El achicamiento de Andes es quizás la noticia más sonada de una serie de novedades que tienen que ver con un cuadro de situación signado por la caída de los ingresos y un incremento brutal de los costos. De hecho, semanas antes AR confirmó que no solo no llegará al déficit cero sino que tampoco lo alcanzará en 2019 y aunque no lo confirma oficialmente, Flybondi tampoco cerrará el año con 10 aviones como prometió.

En muchas ocasiones, la investigación de accidentes aéreos conduce a que la tragedia se produce por una suma de factores. Es decir, una sucesión de hechos que por sí solos no pueden causar un accidente, pero cuya sumatoria condujo a la fatalidad. Las compañías aéreas argentinas se encuentran viviendo una tormenta perfecta, a partir justamente de una suma de factores. Es producto de eso que Andes Líneas Aéreas haya decidido, por un lado, desprogramar los 4 Boeing B-737/800 que había incorporado en los últimos tiempos y suspender sus vuelos a Tucumán. El resto de la programación se mantendrá gracias a que la empresa volverá a operar con sus McDonnell-Douglas (MD). Esto supone, en definitiva, un achique del 40% que también demandará algunos despidos.

En la misma línea, el presidente de Aerolíneas Argentinas anticipó que la empresa se despide de su objetivo de llegar al déficit cero en 2018. De hecho, Luis Malvido comentó la semana pasada ante Ámbito Financiero: “Este año no mantendremos la secuencia de bajada de necesidad de aportes estatales, en 2019 vamos a acercarnos lo más posible al equilibrio, aunque no lo vamos a conseguir. Sí esperamos lograrlo en 2020”. En el mismo sentido, Flybondi prometió cerrar el año con una flota de 10 aviones, pero hoy opera la mitad y no parece haber planes firmes para sumar más aviones por el momento.

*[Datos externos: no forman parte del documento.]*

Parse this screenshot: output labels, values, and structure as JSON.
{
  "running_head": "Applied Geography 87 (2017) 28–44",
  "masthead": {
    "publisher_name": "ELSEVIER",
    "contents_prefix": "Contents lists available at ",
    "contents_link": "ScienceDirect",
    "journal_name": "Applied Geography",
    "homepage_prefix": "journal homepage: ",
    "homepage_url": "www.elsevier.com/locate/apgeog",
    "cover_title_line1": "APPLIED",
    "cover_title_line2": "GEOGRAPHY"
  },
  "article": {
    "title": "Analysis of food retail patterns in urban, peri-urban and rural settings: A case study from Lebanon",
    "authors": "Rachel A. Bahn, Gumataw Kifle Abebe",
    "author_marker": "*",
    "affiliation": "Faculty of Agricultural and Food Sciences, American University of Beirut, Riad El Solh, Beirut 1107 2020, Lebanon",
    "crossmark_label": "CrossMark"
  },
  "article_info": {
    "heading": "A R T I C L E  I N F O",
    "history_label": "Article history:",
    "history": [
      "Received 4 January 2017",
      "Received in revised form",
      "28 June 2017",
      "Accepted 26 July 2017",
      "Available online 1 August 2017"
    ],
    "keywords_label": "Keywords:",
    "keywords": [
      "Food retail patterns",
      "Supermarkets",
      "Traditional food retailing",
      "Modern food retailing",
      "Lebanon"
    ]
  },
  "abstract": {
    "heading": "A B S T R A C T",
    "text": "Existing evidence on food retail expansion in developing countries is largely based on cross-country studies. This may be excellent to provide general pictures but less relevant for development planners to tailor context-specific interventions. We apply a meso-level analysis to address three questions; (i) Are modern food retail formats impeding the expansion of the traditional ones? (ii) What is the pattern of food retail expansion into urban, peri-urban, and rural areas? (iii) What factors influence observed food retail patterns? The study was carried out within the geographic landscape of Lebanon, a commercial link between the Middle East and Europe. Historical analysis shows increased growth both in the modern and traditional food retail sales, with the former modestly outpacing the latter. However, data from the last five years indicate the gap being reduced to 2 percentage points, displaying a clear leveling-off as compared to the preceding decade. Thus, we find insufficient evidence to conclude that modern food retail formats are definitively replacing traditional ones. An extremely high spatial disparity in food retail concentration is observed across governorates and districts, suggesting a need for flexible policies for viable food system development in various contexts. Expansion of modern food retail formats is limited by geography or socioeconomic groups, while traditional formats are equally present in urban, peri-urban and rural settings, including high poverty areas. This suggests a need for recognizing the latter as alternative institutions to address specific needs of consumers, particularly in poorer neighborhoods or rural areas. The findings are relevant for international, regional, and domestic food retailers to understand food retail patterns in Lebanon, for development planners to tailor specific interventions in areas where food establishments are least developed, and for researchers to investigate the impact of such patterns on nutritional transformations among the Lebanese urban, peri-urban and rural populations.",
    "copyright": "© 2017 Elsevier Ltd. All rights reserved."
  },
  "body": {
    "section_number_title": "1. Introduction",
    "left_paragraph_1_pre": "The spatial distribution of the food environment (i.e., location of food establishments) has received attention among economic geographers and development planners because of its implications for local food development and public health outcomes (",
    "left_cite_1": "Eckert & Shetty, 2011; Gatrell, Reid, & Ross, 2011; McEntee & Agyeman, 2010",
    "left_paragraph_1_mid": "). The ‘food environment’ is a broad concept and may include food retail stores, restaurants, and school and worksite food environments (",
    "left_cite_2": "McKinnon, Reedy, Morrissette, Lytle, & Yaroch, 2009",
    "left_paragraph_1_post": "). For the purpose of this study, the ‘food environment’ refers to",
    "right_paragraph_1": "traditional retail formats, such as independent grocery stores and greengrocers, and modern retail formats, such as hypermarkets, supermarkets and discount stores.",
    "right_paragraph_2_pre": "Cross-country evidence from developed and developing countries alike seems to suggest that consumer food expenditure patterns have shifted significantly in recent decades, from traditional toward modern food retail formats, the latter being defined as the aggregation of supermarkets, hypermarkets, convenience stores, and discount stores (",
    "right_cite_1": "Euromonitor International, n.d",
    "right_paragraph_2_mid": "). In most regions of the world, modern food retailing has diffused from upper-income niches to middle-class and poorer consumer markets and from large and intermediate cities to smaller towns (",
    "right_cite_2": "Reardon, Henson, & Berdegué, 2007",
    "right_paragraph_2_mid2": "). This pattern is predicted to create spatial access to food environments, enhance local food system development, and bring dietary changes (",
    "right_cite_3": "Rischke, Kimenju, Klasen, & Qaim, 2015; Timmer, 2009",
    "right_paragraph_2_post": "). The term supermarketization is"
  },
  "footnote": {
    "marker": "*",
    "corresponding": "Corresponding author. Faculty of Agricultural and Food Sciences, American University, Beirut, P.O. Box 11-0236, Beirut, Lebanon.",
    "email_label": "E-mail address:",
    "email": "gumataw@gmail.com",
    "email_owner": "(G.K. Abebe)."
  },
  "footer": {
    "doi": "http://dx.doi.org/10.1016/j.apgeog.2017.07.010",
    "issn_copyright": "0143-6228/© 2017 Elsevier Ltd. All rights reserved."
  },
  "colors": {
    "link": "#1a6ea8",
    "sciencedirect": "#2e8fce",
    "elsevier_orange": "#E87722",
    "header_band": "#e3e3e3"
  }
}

En este sentido, los números parecen bastante elocuentes. Por un lado, si se comparan las ventas entre enero y septiembre, sólo en cabotaje y según el BSP, crecieron en pesos un 32%. Sin embargo, en dólares, cayeron un 20%. Y eso se relaciona con otra información, difundida en este caso por Carlson Wagonlit Travel y GBTA, que realizan un estudio interanual donde analizan el comportamiento de las tarifas. Con relación a la Argentina, comparando lo que va de 2018 con 2017, las tarifas aéreas medidas en dólares han disminuido entre un 45% y un 50%.

 

LOS INGRESOS.

Por el lado de los ingresos, el panorama se puso complicado. Si bien se mantienen los niveles de venta o incluso han crecido hasta septiembre, hay una gran incertidumbre respecto de lo que sucederá en los próximos meses, en una economía que avanza hacia la paralización. Así lo confirman la caída de la actividad industrial, el número de comercios que cierran diariamente y las previsiones de varias fuentes.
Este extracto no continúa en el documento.